ノートの端っこ、ひこうき雲

ひと夏の思い出、には留まらせたくない。

ひとりでいること

 ぼーっとしているときによく思い出す景色がある。

 それは私が通っていた中学校への通学路の道中で、私がただひとり佇んでいる光景である。私の母校の中学の周りは土地の関係で坂道が多く、私が思い出す場所は、数々の下り坂の終点を結ぶ谷のようなところである。 

 頭の中にこの景色を蘇らすとき、私はいつもひとりである。背後には急勾配の坂があり、目の前には、石で出来た長くそびえる階段と、生い茂る緑がある。そのどこにも人はいない。よく一緒に登下校していた友人も、近所の住人もいない。

 そんな究極な孤独の光景を、度々思い出してしまう。記憶の中の景色に自分を降り立たせながら、私はどこにでも行ける自由と、どこにでも行ける孤独を味わう。手足を伸ばせば何だって出来るけど、それを見ているのは自分だけ。

 

 ひとりでいることについて考える。距離を保って生活する日々が続き、あたりまえのようにひとりで過ごすシーンが増えた。誰かと一緒に居られないことには、しんどさも感じるかもしれない。

 そんなときは、自分を記憶の中の景色に置いてみる。できれば静かで風がよく通り陽の当たる場所に。水が流れる音や山が喋る声、鳥のささやきが聞こえる場所でもいい。雨上がりの露が光るバス停でも、電気の消えた昼間の校舎でも、なんでもいい。深く呼吸をして落ち着ける場所を探して、ありったけの想像力でその仮想空間へとワープする。

 幼少期、自分の周りの世界が生活のすべてだったときに感じた全能感を取り戻してみる。どんなにピンポイントでも、家の中でなくても、自分が落ち着いて呼吸をできるところこそ、あなたがあなたらしく動けるところだ。
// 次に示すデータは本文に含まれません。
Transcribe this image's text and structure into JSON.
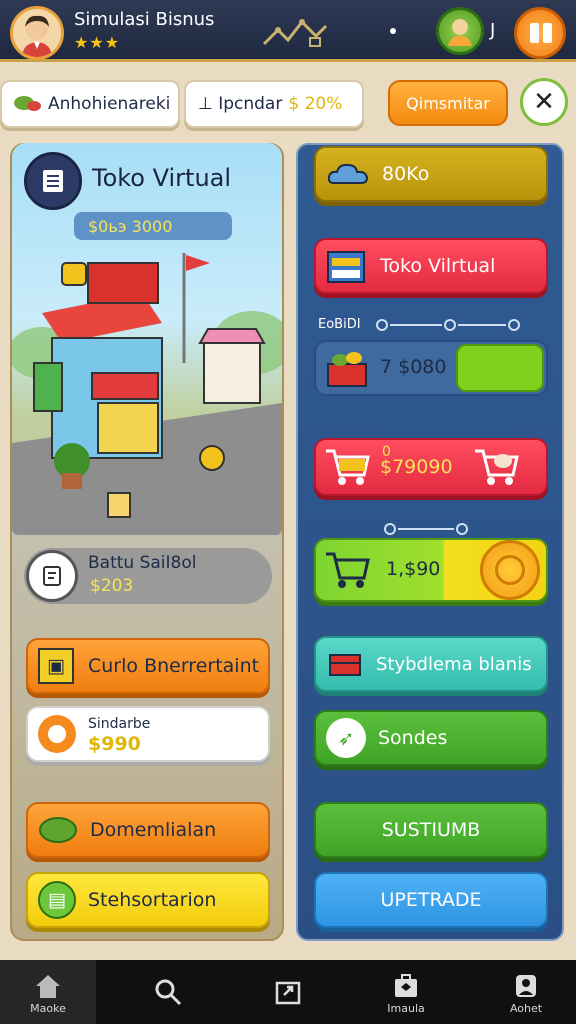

 それは好きな小説や漫画やアニメや映画の中の景色でも、作中に描かれていなくても、自分が想像して出来るだけ具体的に空気を感じられる場所なら、どこだっていい。

 

 私が、四方に坂道が広がる場所へと自分を置いたとき、その坂道の向こう側のことは想像さえもしていなかった。自分がいる場所が下り坂の終点を結ぶ谷であろうとも、私にとっては世界のすべてだった。
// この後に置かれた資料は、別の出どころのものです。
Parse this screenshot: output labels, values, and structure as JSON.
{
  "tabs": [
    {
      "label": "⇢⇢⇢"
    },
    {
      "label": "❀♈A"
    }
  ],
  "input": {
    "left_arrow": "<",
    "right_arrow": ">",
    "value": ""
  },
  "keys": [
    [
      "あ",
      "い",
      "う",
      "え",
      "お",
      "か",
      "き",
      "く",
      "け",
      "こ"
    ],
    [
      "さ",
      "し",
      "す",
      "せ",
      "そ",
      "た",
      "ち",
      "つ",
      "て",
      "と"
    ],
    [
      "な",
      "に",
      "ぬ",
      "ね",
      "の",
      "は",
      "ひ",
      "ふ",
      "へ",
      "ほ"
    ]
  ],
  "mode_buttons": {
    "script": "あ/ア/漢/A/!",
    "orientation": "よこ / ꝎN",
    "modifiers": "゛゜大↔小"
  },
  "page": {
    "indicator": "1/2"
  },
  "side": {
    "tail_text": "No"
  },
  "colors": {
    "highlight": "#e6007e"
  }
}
 ひとりでいることの生きづらさは、谷を社会に接続しようと頑張りすぎることだと思う。自分が世界のすべてだと思ったものは、紛れもなくあなただけのものだ。無理に他の場所と繋げなくたって問題ない。どうせ現実世界は繋がらざるを得ないのだから、自分の中の大切な場所くらい、公から切り離すべきである。
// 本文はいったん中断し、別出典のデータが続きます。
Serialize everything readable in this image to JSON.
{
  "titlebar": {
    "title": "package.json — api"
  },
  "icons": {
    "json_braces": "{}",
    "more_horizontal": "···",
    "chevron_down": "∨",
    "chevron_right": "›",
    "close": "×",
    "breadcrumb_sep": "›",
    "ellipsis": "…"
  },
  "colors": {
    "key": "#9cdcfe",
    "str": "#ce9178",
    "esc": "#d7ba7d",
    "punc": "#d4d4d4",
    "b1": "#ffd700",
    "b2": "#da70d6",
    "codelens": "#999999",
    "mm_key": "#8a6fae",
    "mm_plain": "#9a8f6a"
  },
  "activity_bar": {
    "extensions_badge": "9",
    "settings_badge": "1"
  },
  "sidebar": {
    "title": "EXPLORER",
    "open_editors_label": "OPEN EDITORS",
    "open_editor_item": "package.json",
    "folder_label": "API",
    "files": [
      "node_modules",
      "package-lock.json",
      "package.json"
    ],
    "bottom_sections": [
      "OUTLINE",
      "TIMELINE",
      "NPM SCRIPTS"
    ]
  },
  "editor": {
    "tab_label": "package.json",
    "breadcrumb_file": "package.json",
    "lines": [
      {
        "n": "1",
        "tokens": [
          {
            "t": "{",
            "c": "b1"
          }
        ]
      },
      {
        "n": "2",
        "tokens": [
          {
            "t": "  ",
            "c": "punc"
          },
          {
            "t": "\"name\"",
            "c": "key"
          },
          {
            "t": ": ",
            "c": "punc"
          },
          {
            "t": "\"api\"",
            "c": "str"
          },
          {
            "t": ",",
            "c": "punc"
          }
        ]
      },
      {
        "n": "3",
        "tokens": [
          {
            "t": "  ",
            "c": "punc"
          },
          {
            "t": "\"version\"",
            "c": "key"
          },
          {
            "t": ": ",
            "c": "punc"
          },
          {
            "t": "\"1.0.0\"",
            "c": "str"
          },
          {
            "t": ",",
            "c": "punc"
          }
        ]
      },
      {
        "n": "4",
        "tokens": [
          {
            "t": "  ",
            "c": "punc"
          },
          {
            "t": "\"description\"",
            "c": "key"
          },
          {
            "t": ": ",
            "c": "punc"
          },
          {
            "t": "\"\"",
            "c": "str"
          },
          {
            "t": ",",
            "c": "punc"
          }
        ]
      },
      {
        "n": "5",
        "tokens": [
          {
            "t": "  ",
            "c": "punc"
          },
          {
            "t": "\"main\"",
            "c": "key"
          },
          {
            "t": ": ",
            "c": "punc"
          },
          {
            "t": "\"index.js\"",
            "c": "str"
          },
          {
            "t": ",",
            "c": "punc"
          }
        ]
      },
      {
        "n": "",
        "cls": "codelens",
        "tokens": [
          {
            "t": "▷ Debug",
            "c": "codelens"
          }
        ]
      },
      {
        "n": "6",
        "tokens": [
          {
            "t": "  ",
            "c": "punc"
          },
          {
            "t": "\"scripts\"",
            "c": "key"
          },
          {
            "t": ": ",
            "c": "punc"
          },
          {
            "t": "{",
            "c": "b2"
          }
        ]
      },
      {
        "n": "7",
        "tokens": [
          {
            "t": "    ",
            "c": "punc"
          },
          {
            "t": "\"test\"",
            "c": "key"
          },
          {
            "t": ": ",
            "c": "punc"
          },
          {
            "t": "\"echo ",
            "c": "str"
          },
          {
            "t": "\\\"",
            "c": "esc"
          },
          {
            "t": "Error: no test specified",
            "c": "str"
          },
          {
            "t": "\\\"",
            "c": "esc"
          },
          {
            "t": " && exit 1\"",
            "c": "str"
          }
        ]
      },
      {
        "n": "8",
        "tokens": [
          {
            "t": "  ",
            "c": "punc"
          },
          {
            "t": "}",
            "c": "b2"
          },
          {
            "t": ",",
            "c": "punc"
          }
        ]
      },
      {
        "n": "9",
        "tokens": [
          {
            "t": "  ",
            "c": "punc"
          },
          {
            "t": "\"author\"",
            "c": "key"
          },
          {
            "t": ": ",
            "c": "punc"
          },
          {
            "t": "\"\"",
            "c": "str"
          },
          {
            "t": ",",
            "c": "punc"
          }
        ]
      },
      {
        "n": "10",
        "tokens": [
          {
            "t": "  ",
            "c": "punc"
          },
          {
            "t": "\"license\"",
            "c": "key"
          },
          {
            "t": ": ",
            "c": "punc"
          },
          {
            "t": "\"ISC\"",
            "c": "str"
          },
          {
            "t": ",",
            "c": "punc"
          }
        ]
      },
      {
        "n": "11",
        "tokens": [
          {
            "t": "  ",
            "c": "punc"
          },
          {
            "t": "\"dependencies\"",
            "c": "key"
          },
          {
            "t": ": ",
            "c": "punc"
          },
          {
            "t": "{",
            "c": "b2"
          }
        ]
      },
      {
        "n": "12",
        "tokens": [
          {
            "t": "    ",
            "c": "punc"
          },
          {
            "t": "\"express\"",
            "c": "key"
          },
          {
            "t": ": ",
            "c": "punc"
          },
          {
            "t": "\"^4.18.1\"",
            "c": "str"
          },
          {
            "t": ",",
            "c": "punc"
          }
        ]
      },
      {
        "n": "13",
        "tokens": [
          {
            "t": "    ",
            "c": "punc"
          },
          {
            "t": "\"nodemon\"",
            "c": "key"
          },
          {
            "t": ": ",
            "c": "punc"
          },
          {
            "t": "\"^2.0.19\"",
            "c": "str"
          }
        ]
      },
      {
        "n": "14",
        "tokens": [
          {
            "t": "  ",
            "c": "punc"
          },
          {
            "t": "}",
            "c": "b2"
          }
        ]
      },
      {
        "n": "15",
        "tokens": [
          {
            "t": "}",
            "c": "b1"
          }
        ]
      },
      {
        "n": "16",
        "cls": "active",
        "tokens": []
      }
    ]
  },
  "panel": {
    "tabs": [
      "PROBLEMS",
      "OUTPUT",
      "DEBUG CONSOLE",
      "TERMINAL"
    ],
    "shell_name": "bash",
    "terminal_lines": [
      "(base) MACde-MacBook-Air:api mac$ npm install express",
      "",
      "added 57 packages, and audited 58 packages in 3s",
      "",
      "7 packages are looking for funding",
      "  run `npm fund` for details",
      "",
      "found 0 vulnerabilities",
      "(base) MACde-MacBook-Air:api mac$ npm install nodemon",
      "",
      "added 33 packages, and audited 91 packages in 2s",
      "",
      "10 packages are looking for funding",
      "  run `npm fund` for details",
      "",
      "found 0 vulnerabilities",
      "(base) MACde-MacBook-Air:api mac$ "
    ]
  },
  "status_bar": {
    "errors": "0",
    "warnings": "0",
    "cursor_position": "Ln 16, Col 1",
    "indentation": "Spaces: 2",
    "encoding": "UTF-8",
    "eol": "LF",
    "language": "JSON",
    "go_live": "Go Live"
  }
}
 記憶の中であっても、自分が譲れない大切な場所を確保しておいて、自由にその場所に戻ってこられること。どこにでも戻っていける自由と孤独を死守すること。

 

 夏の昼下がりにぼんやりと思い描くような原風景は、どれだけ時間が経ってもそこにいるし、逃げることはない。安心して身を任せて昼寝でもしよう。少しでも緊張が和らぐ場所を、ひとりひとりが手に入れられますように。